Lot Six is an Exploration of What it Means to Create
Author: Giancarlo Latta
November 16, 2020
“In some way, exile was my native state,” David Adjmi writes early in Lot Six, explaining somewhat playfully that “Adjmi” comes from the Arabic ajam—outsider. The award-winning playwright’s new memoir is a sprawling journey into the tapestry of the self and an exploration of what it means to create—identity, meaning, art.
The Syrian-Jewish subculture of 1970s Brooklyn is the backdrop against which Adjmi’s upbringing is set. This community’s rigorous distinction between “insiders” and “outsiders” becomes a metric the young David—who exists on the agonizing outside edge of the margin—adopts for viewing his world. David spends his childhood looking for “external cues for who to be,” but finds these cues shifting constantly, leaving him isolated, depressed, and feeling that something is just out of reach. He has a complicated, often painful love for his mother, who is impatient and repressed but takes David to see Broadway plays that show him that “culture” creates worlds he can enter and exist inside. His once-successful father, embittered by nostalgia for his past wealth, straitjackets David in restrictive prefab ideas of how to live one’s life.
David forges his first real friendship with Howie, who is ungainly but charismatic and, most importantly, unjudgmental of David. He discovers a closeness so intense that he feels he has found a “supplemental self,” developing a devotion to Howie and with it a kind of confidence-by-proxy. For the first time, he feels seen by another person, rather than looking on as a bystander; again, he can exist as a part of something, inside of it.
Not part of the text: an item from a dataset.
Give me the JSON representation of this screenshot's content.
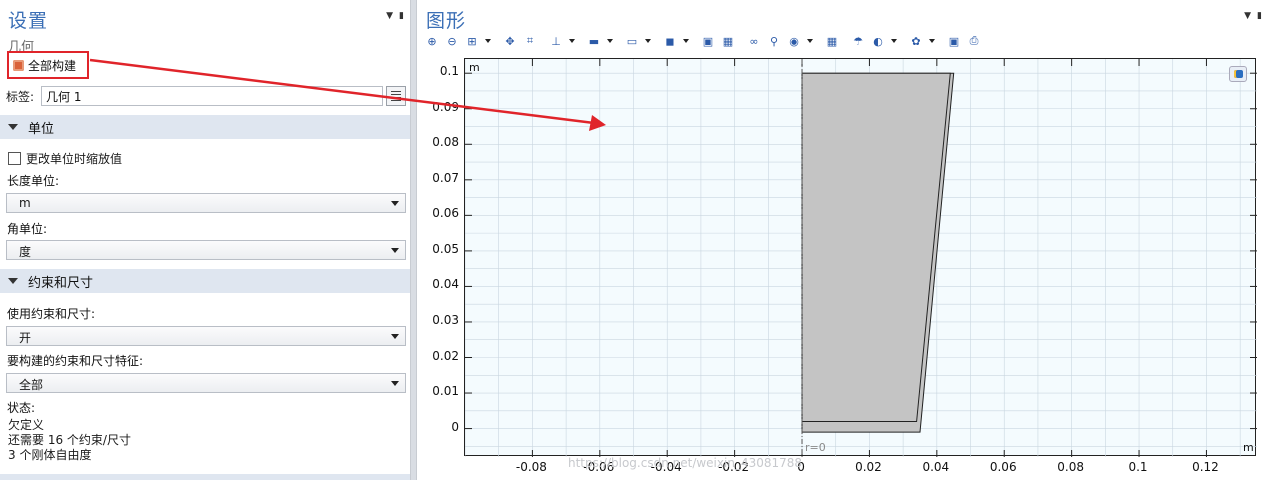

Transferring from his Brooklyn yeshiva to a private school in Manhattan, he begins exploring his identity in aesthetic terms—images clipped from Rolling Stone hang on his wall like “symbols of an unimpeachable beauty I wanted to extract.” He identifies with Blanche DuBois in the same way he felt an earlier kinship with Sweeney Todd on Broadway. David begins to understand living as a kind of “honed falseness,” that the inner self exists only “to be grafted and reshaped”—creating a self as an act of fiction-making. He sees adolescence as an endless series of character studies for adulthood, and the past (and past selves) as something that must be actively erased. In college, David moves fluidly among cliques, trying selves on for size: his cultural and aesthetic education feeds the flames of the moral questions he’s grappled with since childhood. Devouring Nietzsche, he feels violated and cleansed; in studying philosophy, he is researching “characters [I] would eventually play in life.” Interestingly, Adjmi writes relatively little about his sexuality (a single sentence is dedicated to his coming out to his parents). Being gay is simply one ingredient in the recipe of “self”—a recipe constantly being tweaked for flavor.
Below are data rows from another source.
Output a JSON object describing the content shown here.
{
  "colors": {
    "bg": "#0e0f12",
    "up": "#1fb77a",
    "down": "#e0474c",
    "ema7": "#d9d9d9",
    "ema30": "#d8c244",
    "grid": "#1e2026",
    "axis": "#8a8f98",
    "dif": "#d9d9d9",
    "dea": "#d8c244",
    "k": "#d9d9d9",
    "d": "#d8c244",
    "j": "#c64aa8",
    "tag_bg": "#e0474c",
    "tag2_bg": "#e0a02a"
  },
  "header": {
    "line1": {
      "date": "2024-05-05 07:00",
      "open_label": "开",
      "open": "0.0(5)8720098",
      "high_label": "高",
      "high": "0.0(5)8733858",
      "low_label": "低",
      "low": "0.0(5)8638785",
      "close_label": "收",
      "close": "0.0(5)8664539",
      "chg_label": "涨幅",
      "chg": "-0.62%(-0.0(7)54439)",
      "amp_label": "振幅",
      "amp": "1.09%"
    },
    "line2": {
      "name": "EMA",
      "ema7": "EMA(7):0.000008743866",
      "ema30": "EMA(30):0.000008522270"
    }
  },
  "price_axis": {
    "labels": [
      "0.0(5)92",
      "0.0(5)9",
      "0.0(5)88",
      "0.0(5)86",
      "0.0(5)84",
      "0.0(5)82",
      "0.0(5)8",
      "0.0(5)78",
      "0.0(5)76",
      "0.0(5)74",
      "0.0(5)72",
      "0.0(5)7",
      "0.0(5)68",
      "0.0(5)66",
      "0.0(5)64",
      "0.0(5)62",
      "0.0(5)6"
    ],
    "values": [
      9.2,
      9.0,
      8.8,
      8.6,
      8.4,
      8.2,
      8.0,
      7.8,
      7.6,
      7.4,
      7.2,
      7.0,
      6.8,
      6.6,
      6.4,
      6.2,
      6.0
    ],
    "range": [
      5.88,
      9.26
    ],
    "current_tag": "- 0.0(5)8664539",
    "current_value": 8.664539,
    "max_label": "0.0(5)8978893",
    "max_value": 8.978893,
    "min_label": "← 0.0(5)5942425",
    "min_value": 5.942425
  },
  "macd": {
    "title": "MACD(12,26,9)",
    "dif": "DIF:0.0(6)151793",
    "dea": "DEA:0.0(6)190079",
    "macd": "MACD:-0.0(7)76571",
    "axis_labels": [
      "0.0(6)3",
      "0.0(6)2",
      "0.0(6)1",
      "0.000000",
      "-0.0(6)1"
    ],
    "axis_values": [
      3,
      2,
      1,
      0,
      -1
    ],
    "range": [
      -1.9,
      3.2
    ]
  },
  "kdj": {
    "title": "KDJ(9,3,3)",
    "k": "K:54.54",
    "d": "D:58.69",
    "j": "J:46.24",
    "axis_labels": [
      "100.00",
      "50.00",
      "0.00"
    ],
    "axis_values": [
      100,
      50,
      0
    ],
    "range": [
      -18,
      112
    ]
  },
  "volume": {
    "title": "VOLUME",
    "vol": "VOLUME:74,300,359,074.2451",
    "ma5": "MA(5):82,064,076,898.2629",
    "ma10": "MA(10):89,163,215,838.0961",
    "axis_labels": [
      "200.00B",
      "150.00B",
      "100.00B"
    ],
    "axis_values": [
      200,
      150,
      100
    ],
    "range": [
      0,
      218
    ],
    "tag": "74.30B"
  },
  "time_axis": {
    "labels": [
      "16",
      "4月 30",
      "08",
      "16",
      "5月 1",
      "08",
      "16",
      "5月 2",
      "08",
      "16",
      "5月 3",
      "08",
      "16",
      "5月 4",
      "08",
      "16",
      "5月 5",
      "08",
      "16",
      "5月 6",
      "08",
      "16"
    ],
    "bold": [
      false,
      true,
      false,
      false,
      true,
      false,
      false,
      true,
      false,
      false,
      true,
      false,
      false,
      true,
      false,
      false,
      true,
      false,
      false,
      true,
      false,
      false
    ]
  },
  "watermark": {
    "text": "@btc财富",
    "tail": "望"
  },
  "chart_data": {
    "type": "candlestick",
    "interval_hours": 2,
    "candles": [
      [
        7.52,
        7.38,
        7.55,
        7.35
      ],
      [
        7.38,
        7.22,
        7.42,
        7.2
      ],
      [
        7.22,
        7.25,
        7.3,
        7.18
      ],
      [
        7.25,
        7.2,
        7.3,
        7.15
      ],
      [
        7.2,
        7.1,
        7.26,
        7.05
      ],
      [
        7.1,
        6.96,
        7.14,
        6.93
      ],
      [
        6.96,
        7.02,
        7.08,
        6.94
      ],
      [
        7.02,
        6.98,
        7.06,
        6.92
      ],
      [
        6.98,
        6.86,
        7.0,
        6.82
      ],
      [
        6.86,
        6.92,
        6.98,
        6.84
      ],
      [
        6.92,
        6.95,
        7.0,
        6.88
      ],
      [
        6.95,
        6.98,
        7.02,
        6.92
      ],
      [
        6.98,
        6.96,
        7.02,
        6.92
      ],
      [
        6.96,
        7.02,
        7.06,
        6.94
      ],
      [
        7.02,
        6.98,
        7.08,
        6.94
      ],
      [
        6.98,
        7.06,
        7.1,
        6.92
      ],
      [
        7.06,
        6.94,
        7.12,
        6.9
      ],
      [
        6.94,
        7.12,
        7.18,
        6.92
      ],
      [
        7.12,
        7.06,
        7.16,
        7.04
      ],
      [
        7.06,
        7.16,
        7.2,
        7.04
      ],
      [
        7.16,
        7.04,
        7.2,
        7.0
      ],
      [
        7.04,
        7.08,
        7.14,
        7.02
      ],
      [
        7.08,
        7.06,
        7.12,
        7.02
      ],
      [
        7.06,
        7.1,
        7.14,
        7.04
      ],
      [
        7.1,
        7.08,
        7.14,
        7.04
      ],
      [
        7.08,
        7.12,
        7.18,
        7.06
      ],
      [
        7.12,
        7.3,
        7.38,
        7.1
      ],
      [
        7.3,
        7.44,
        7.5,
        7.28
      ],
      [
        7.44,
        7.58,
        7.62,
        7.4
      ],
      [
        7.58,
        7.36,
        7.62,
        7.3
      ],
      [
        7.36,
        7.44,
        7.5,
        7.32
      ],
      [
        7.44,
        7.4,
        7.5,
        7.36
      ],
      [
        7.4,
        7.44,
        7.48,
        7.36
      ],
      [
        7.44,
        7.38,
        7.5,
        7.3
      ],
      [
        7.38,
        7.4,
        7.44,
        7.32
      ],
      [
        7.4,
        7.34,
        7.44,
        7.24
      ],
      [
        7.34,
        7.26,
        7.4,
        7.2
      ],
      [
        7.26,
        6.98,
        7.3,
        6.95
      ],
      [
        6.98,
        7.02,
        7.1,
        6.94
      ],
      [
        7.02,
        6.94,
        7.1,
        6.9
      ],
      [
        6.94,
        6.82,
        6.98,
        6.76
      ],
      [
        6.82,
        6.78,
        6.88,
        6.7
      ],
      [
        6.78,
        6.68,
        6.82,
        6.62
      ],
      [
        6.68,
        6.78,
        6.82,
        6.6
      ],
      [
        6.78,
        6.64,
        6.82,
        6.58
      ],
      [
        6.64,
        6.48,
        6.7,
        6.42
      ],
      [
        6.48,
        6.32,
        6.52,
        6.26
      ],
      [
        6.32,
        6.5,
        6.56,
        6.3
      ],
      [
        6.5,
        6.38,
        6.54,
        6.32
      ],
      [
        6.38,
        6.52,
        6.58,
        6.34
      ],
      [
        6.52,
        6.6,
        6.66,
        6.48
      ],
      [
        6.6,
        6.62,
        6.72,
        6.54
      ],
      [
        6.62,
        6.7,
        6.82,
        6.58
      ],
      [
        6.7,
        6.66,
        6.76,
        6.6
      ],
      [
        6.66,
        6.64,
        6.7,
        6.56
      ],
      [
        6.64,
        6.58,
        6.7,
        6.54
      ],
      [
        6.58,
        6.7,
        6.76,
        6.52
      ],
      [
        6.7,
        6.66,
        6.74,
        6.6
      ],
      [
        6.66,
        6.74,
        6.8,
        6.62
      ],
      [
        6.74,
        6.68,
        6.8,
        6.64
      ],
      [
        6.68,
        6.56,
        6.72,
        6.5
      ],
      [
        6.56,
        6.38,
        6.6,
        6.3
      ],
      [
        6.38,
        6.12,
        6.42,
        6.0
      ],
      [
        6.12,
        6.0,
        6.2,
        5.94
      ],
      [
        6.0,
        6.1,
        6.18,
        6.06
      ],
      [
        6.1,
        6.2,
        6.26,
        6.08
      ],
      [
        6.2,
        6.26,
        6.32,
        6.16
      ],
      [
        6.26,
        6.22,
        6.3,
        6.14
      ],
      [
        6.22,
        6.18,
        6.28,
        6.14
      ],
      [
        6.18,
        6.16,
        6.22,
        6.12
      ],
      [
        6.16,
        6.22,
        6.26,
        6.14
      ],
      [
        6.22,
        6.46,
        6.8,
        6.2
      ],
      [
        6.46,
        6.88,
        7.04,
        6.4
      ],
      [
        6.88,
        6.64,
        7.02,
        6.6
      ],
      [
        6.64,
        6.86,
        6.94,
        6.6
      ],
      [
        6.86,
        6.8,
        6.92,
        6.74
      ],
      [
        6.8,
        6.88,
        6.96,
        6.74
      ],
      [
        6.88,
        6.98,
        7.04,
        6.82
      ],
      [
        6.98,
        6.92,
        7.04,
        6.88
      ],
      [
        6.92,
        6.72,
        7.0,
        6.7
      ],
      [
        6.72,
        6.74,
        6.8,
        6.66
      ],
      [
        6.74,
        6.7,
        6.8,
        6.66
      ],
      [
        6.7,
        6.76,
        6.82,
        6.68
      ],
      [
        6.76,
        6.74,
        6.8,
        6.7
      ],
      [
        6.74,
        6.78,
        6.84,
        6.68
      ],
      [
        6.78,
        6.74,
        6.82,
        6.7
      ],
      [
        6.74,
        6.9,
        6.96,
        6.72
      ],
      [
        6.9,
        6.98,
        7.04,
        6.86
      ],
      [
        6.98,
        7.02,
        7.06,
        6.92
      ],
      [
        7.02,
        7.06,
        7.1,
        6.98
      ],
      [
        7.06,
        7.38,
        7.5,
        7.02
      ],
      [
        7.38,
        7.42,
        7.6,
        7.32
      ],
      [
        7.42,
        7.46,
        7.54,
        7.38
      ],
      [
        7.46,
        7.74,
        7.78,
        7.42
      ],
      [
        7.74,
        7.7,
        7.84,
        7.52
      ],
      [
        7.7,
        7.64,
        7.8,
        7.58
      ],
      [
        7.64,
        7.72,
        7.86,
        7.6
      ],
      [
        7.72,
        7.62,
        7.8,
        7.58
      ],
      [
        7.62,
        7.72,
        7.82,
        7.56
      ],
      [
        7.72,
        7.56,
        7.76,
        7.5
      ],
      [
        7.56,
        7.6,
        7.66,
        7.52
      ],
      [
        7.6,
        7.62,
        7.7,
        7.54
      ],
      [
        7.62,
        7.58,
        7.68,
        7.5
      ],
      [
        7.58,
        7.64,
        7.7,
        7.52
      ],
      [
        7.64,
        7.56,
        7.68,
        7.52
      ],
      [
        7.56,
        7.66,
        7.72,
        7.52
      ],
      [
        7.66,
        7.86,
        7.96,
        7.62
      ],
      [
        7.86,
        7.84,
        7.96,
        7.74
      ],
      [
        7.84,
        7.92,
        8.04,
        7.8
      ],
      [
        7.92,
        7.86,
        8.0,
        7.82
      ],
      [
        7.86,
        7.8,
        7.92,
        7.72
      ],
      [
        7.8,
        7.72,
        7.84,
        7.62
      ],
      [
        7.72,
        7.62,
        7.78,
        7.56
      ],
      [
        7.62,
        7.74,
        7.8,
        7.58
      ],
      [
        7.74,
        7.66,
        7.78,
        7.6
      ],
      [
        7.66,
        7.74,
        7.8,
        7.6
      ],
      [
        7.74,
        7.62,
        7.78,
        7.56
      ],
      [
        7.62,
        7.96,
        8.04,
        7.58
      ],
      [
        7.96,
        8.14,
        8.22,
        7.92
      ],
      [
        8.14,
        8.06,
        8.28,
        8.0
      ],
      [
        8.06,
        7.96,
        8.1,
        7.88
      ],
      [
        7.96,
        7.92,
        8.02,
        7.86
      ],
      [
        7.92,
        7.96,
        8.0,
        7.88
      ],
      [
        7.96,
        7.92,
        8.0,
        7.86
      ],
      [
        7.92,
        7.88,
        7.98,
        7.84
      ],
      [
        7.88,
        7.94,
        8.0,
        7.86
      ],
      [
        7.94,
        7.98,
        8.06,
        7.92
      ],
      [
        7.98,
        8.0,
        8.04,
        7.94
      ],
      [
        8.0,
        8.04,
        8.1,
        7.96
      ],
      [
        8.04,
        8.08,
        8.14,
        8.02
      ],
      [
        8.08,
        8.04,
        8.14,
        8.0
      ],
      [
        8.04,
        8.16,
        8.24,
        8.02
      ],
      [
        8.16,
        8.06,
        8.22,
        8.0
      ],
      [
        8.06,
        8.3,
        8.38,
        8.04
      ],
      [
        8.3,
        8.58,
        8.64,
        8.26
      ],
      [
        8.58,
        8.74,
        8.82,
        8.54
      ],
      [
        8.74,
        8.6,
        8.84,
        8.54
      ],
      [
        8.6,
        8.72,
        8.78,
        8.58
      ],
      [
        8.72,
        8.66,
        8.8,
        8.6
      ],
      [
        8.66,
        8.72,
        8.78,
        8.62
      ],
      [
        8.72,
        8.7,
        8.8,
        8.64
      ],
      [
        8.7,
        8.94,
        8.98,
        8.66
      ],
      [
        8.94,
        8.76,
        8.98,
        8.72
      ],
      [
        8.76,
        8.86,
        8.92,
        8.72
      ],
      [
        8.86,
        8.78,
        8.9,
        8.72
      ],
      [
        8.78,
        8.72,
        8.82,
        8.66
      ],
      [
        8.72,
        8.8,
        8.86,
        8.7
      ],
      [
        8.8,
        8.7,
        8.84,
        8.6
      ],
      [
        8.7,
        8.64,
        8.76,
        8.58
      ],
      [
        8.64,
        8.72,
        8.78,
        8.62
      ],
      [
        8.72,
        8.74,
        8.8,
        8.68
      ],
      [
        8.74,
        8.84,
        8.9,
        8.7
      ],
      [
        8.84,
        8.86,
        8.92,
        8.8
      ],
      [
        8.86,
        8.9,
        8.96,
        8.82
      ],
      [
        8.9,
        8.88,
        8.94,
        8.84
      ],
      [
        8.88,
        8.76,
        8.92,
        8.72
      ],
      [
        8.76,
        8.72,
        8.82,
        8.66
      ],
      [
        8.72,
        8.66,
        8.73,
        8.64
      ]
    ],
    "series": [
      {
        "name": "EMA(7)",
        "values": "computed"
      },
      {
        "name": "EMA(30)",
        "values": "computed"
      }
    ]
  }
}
The book’s final section charts Adjmi’s development as a writer—first at the Iowa Writer’s Workshop, then at Juilliard, in a highly selective program whose severe director makes David’s life difficult to the point that he becomes creatively blocked and utterly demoralized. He is dismissed after his first year when it becomes clear that it’s not the right fit, but soon finds success when his play Stunning gets produced by Lincoln Center. In its critique of the Syrian-Jewish culture from which David emerged, it broadcasts its writer’s identity to that very community: “It made me visible to these people—people who’d known me all my life—for the first time.” After all his attempts to erase his history, to put on and take off selves like layers of clothing, David ultimately comes to understand that though it may seem to fade away, the past persists. The experiences that shaped his youth have now fueled his art—the white spaces left by erasure will always contain the faint gray lines of what has been rubbed away. This sense of circularity—Nietzsche’s “eternal return,” perhaps—is the axis on which Lot Six spins.
Adjmi writes about his life with an agile humor that can be at once laugh-out-loud funny and laced with pathos. He deftly brings to life sounds, colors, and outfits through vivid, sometimes ecstatic descriptions; he has an eye for the nuance in facial expressions and a talent for shaping images that pack a punch (“She’d subject my father to nonstop querulous litanies like a pianist practicing scales”). He describes interiority with precision and grace. And it is rare in a mid-career memoir for an ending to feel as transcendent, as steeped in understanding of some greater truth, as this. Lot Six is symphonic in its scope, but in reaching out to the reader with such intimacy page after page, Adjmi reminds us of the ways art can shape our lives by providing a sense of belonging and allowing us to see our own stories more clearly.